Finding Jordan form of a real 4x4 matrix, what's wrong with my reasoning?

Question

Let $B=\begin{bmatrix} 0 & 0 & 0 & -8 \\ 1&0&0 & 16\\ 0 &1&0& -14\\ 0&0&1&6 \end{bmatrix}$

Consider B a real matrix. Find its Jordan Form. So, the characteristic polynomial for B is $(x^2-2x+2)(x-2)^2$. Suppose $B$ represents $T$ in the standard basis. By the primary decomposition theorem, we have that $V$ is the direct sum of $K=Ker(T^2-2T+2I)$ and $L=Ker[(T-2)^2]$. $L$ has dimension 2(direct computation here), so that $K$ should have dimension 2, too.
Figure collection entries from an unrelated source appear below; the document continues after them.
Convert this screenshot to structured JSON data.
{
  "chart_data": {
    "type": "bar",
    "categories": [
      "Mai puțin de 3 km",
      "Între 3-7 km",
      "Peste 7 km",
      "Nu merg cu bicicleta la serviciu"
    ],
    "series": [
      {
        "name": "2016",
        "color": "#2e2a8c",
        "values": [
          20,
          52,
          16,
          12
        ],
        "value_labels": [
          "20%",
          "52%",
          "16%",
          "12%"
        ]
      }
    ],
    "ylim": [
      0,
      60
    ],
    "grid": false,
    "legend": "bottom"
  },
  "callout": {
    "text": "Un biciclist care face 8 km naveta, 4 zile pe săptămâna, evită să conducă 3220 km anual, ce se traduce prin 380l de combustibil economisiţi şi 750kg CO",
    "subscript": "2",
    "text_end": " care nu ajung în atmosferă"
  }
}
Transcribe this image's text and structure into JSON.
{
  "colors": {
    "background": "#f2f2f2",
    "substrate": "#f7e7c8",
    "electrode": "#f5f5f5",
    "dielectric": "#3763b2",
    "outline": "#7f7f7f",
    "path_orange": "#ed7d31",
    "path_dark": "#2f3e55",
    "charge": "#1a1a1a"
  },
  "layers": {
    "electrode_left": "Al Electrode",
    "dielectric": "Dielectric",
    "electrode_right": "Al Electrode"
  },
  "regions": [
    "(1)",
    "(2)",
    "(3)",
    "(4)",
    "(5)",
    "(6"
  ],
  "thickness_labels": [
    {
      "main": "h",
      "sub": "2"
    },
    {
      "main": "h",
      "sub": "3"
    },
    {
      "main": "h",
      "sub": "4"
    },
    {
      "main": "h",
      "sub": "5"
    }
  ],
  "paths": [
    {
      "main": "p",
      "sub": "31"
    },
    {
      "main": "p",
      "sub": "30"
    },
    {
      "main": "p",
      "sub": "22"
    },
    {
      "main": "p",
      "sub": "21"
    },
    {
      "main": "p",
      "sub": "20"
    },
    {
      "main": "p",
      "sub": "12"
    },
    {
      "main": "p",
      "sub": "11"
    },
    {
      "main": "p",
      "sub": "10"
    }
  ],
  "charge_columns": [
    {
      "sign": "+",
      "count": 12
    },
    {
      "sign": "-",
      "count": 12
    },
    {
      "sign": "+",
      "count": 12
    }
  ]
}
Defining an operator $N$ over $Null(T-2)^2$ as $N=T-2$, we have that $N$ is nilpotent(it "dies" when is raised to two), and also $[T]_B=[N]_B+2[I]_B$, for every basis of L. In particular, exists a "cyclic base for N" in L, i.e., a basis for which $N$ can be represented as \begin{bmatrix} 0 & 0 \\ 1 & 0 \\ \end{bmatrix} And then, the matrix of T with respect to that same basis is

\begin{bmatrix} 2 & 0 \\ 1 & 2 \\ \end{bmatrix}

Since the rest can't be factored in linear factors, I guess we can just try to find a basis for K and the matrix will look sthg like this:

$D=\begin{bmatrix} 2 & 0 & 0 & 0 \\ 1&2&0 & 0\\ 0 &0&*& *\\ 0&0&*&* \end{bmatrix}$

The problem is, my friends, that when I compute $B^2-2B+2I$ through WA, and then row reduce it, it says that it is equivalent to the identity matrix, so I can't extract any basis for K. What's wrong here?

Answer 1

You are getting something wrong. The point is, that the eigenvalues of this expression are $2,1+i$ and $1-i$, of which the eigenvalue $2$ has multiplicity $2$, hence the Jordan canonical form $J$ will look like:$$ \begin{pmatrix} 2 \qquad 1\qquad 0\qquad 0 \\ 0\qquad 2 \qquad 0 \qquad 0 \\ 0\qquad 0 \ \quad 1-i \ \quad 0 \\ \ \ 0\qquad 0 \qquad 0 \quad {1+i} \end{pmatrix} $$ This is the Jordan form of the matrix. Now, all you need to do, is to find the following: one eigenvector of $1+i$, one eigenvector of $1-i$ and two linearly independent eigenvectors of $2$.

For this, you need to solve the equations:

$B\vec{x}=(i+1)\vec{x}$

$B\vec{x}=(1-i)\vec{x}$

$B\vec{x}=2\vec{x}$ (will give you two linearly independent solutions)

Once you normalize all the above vectors, then adjoining them as columns will give you the transformation matrix $S$, such that $B=S^{-1}JS$.

Answer 2

The matrix you start with is a companion matrix, so you know the characteristic polynomial and the minimum polynomial is the same. As you have also noticed the characteristic polynomial does not split over the real number field, and it follows that the Jordan form for this matrix does not exist over the real numbers - the Jordan form as given by астон вілла олоф мэллбэрг is correct. The next best thing is the rational canonical form (also known as classical canonical form). $B$ is similar to $$ \begin{bmatrix} 2 & 0 & 0& 0 \\ 1& 2 & 0 & 0 \\ 0& 0 & 0&-2 \\ 0&0&1&2 \end{bmatrix}.$$

Notice that the lower right block is a companion matrix for the polynomial $x^2-2x+2$. For more on the rational canonical form, you can see, for example, this answer.